More importantly, I was too exhausted through the last 5 moves (one per the last five years) to keep carting it all around with me and purged it significantly in the last three. When discussing this I was going to say that there were some cards and letters and pictures I would miss but even that would have been a lie. There aren't any anymore and those that may float around I haven't looked at for ages. My priorities now mostly lie with nailpolish and how I'd get to work. I've either come a long way or not very far at all--it's tough to say.
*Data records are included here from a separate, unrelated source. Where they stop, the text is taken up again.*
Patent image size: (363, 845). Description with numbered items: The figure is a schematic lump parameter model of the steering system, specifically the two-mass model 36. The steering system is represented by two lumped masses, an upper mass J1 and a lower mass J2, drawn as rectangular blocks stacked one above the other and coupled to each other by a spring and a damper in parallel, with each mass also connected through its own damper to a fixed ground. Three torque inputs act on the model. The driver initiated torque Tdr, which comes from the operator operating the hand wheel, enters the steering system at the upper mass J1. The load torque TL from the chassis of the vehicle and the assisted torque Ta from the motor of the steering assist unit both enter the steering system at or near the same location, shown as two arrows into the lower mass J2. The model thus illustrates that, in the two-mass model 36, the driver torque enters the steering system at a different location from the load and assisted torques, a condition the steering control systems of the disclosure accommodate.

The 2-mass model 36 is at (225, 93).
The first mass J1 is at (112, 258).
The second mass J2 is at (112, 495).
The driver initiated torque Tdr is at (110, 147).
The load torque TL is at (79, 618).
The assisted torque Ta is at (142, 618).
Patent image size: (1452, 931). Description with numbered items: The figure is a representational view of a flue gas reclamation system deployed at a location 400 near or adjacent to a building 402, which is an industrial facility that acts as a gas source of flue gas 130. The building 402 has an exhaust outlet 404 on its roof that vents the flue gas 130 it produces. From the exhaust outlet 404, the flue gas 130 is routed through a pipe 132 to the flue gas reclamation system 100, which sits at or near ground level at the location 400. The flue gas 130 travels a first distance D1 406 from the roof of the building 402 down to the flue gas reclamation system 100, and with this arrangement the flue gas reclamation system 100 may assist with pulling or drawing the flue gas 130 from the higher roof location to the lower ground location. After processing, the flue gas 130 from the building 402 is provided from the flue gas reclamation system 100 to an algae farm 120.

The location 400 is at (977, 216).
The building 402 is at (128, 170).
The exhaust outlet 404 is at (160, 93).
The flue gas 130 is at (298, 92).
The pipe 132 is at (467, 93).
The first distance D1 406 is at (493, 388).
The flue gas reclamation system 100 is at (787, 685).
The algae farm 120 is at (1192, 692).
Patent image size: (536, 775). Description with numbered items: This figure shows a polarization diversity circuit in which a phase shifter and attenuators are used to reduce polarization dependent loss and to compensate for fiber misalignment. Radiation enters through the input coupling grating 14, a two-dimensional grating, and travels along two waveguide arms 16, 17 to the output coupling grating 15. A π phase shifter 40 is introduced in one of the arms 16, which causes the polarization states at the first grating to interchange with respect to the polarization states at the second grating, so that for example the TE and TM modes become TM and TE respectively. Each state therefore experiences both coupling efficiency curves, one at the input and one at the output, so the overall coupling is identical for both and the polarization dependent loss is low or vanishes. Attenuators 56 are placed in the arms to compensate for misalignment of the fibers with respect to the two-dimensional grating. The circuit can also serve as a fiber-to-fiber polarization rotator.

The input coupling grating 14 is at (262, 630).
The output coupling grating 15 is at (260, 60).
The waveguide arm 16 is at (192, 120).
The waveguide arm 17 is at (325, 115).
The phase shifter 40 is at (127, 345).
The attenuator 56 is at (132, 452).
The trick will be if I decide to live in good ol' 4th and Stabbytown for a second or a third year, whether or not the crap will start to build up or whether or not I've finally kicked the habit. I suspect I may have but without real-world experience it's tough to say; I was browsing for K'Nex set on eBay earlier because I had a really bangin' idea for a windmill. Some habits really die hard.
Comments
i am not really attached to crap either. too much of a pain to move around. of course i've been here for years now. i don't collect crap, though. that's steve's job. he's the collector in the fam.
dude, our place would go up in flames so fast... do you have any idea how many books, graphic novels and comic books we have in here? it's cuh-razy.
The only thing I would've included on the list was already thrown out when my mom was packing for me to move to NJ. It was a big plastic 32oz+ soda type cup from a place called Tippy's Tacos in VA. I drink a TON of water every day and was always happy to pay an extra $1 or for a cup around the house. Most of the picture had faded off and it was cracked but I still loved it and it reminded me of when I got it and all the times I ate at Tippy's. AND SHE THREW THE GOD DAMNED THING AWAY.
I bought more when I was in VA last month, but it's not the same.
You're better than me, though. I would've just lit that shit on fire and collected the insurance.
my mom DID throw out my teddy bear when i was kid, though. i'm not sure i can forgive her for that. hehe.
/not a statement against consumption
//still get what you mean
//fuck I'm doing a Fark meme in my own damn blob
when we got to my apt, it was a bit of a disappointment to see that the fire, while in my complex, had only burned a few carports & cars - not my stuff. i was forced back to the reality of my existing bills and conflicts.
After reading this I'm going to spend the day throwing out crap. Thanks!